- Cannonsburg Location within the state of Kentucky
- Coordinates: 38°23′19″N 82°42′10″W﻿ / ﻿38.38861°N 82.70278°W
- Country: United States
- State: Kentucky
- County: Boyd

Area
- • Total: 1.75 sq mi (4.52 km^{2})
- • Land: 1.75 sq mi (4.52 km^{2})
- • Water: 0 sq mi (0.00 km^{2})
- Elevation: 605 ft (184 m)

Population (2020)
- • Total: 862
- • Density: 494/sq mi (190.9/km^{2})
- Time zone: UTC-5 (Eastern (EST))
- • Summer (DST): UTC-4 (EDT)
- FIPS code: 21-12610

= Cannonsburg, Kentucky =

Census-designated place in the United States

Cannonsburg is a census-designated place (CDP) in Boyd County, Kentucky, United States. As of the 2020 census, Cannonsburg had a population of 862. Cannonsburg is located 8 mi southwest of the city of Ashland, a major urban center in northeastern Kentucky. Most of Cannonsburg shares its ZIP code with Ashland; however, parts are within the Catlettsburg ZIP code. The Cannonsburg post office closed in 1929. Cannonsburg is a part of the Huntington-Ashland Metropolitan Statistical Area (MSA). As of the 2010 census, the MSA had a population of 287,702. New definitions from February 28, 2013, placed the population at 363,000.

==Geography==
According to the U.S. Census Bureau, the Cannonsburg CDP has a total area of 4.5 sqkm, all land. It is located in the valley of the East Fork Little Sandy River at an elevation of 605 ft above sea level.

==Demographics==

Historical population
| Census | Pop. | Note | %± |
| 2020 | 862 |  | — |
U.S. Decennial Census

==Education==
Boyd County High School and Cannonsburg Elementary School are located in Cannonsburg. Both are a part of the Boyd County Public School District.

==Health==
Cannonsburg is served by Bellefonte Primary & Urgent Care (12470 U.S. Route 60). Formerly Bellefonte Primary Care, the facility added urgent care services in 2009.

==Transportation==
Cannonsburg acts as one of three access points for Interstate 64 (Kentucky), connecting the Ashland area to Lexington, Kentucky, and Huntington, West Virginia, via U.S. Route 60 and Kentucky Route 180. Ashland's other access points are through Catlettsburg via U.S. Route 23 (Kentucky), and Coalton via a two-lane section of US 60.

===Improvements===
Interstate 64's Exit 185 was completed at KY 180 in 1965. KY 180 was replaced with a new four-lane section from its junction with US 60 to just north of I-64 in 1977. KY 180 formerly curved to the right just north of the intersection with I-64, then followed what is now KY 3291 past Boyd County High School to Cannonsburg Road, where it merged onto that road until its terminus at US 60.

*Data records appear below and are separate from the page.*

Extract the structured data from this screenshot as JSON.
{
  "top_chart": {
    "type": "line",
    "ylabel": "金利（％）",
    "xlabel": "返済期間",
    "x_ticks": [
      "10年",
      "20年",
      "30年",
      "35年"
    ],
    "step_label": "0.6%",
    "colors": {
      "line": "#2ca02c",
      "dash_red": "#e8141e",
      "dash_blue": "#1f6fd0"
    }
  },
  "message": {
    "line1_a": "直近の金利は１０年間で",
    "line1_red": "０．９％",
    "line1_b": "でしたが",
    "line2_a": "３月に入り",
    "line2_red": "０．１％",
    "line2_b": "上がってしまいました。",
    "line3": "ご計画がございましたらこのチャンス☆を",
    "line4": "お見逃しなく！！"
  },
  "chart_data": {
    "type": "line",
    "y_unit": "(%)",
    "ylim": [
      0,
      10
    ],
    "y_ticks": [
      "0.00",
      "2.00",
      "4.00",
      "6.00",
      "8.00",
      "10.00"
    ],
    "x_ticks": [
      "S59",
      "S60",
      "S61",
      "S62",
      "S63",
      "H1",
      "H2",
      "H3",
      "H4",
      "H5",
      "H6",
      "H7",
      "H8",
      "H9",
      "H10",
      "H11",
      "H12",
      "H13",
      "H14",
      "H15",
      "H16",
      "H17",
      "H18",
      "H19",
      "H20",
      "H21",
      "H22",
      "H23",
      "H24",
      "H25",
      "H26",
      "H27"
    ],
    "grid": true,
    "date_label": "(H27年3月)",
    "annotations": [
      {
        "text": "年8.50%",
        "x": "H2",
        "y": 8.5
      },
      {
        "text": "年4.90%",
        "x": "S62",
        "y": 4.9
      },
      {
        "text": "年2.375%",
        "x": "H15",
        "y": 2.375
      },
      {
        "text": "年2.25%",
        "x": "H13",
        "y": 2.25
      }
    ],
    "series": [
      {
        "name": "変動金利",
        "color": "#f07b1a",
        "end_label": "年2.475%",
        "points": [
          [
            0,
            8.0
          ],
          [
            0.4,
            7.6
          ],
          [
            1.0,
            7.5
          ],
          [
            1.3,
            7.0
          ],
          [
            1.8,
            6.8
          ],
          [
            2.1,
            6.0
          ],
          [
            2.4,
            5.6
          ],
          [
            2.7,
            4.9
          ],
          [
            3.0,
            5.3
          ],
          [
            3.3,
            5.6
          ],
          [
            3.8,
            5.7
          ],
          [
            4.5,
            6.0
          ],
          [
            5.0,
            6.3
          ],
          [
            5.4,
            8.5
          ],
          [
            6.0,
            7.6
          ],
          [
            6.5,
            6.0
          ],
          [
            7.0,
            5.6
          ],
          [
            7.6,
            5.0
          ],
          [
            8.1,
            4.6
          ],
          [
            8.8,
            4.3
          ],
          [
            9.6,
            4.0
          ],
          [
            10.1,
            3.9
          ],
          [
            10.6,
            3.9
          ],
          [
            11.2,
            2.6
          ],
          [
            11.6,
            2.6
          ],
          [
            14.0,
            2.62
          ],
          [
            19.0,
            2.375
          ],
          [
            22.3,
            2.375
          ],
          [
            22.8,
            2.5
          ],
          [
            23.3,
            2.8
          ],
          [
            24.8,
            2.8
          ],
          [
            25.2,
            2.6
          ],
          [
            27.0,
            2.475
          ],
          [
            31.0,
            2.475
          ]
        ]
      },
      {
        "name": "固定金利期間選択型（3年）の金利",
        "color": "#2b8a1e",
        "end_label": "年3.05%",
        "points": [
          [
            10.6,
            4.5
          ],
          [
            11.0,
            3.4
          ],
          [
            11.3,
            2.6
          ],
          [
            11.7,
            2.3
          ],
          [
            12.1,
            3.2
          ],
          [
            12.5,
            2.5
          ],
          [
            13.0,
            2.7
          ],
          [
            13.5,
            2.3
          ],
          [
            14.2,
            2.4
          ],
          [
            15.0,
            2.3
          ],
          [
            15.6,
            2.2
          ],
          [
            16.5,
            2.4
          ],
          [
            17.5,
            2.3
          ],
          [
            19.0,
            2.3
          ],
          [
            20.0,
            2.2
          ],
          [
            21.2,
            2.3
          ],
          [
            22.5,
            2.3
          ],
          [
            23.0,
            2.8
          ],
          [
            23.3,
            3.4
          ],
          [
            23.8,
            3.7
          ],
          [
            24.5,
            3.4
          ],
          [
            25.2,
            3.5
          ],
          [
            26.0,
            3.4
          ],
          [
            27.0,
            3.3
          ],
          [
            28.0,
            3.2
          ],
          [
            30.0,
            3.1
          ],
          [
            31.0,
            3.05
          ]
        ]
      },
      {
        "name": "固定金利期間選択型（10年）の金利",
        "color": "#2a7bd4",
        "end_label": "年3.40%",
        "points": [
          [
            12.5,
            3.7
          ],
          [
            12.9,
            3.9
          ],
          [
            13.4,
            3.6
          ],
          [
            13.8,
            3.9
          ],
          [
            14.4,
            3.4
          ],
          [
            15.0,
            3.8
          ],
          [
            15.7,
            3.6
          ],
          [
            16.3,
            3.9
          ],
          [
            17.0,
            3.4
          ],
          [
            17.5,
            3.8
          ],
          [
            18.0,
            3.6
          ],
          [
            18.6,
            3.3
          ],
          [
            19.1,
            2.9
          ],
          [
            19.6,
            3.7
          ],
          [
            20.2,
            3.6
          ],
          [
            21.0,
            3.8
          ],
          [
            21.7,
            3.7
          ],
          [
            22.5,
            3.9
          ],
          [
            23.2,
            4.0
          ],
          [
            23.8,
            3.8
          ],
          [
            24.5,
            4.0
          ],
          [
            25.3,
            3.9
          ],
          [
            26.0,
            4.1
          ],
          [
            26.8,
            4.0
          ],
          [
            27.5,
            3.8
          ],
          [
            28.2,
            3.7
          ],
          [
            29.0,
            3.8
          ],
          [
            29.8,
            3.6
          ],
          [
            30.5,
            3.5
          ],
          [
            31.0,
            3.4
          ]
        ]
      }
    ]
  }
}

The construction of a new diamond-shaped interchange at the Interstate 64/KY 180 Exit 185 was completed in fall of 2008 to improve safety and address traffic problems. It was the site of up to one accident per week before improvements were made. Previously KY 180 was two lanes south of the interchange and four lanes north of it, with one southbound lane turning into the I-64 West merging ramp, with a separate turning lane just to the south. The southern areas are now 3-lane.

===Broadcasting===
WONS AM 1080's (Formally WOKT & WYHY) transmitter and tower is located on Lester Lane & East Johnson Road. It has been in operation since 1987 and is currently a Christian Talk formatted radio station. The station is owned by Fowler Media and studios are located in South Point, Ohio.

==Commerce==
The Camp Landing Entertainment District (formerly Cedar Knoll Galleria, then Kyova Mall) is located in Cannonsburg. In May 2007, Phoenix Theaters opened a ten-screen stadium seating theater in hopes of reviving the mall, then known as Kyova Mall. Following the theater's opening, several new restaurants opened at the mall, though eventually the closing of various anchor stores (Sears and Elder-Beerman) and the COVID-19 pandemic ultimately closed the mall in 2020, save for the Rural King anchor and the theater. The property was sold in 2021 to a consortium that included the Boyd County Government and reopened as Camp Landing Entertainment District that year. New anchor tenants, including a remodeled theater, a casino, and an indoor amusement park, refilled the mall in the following years.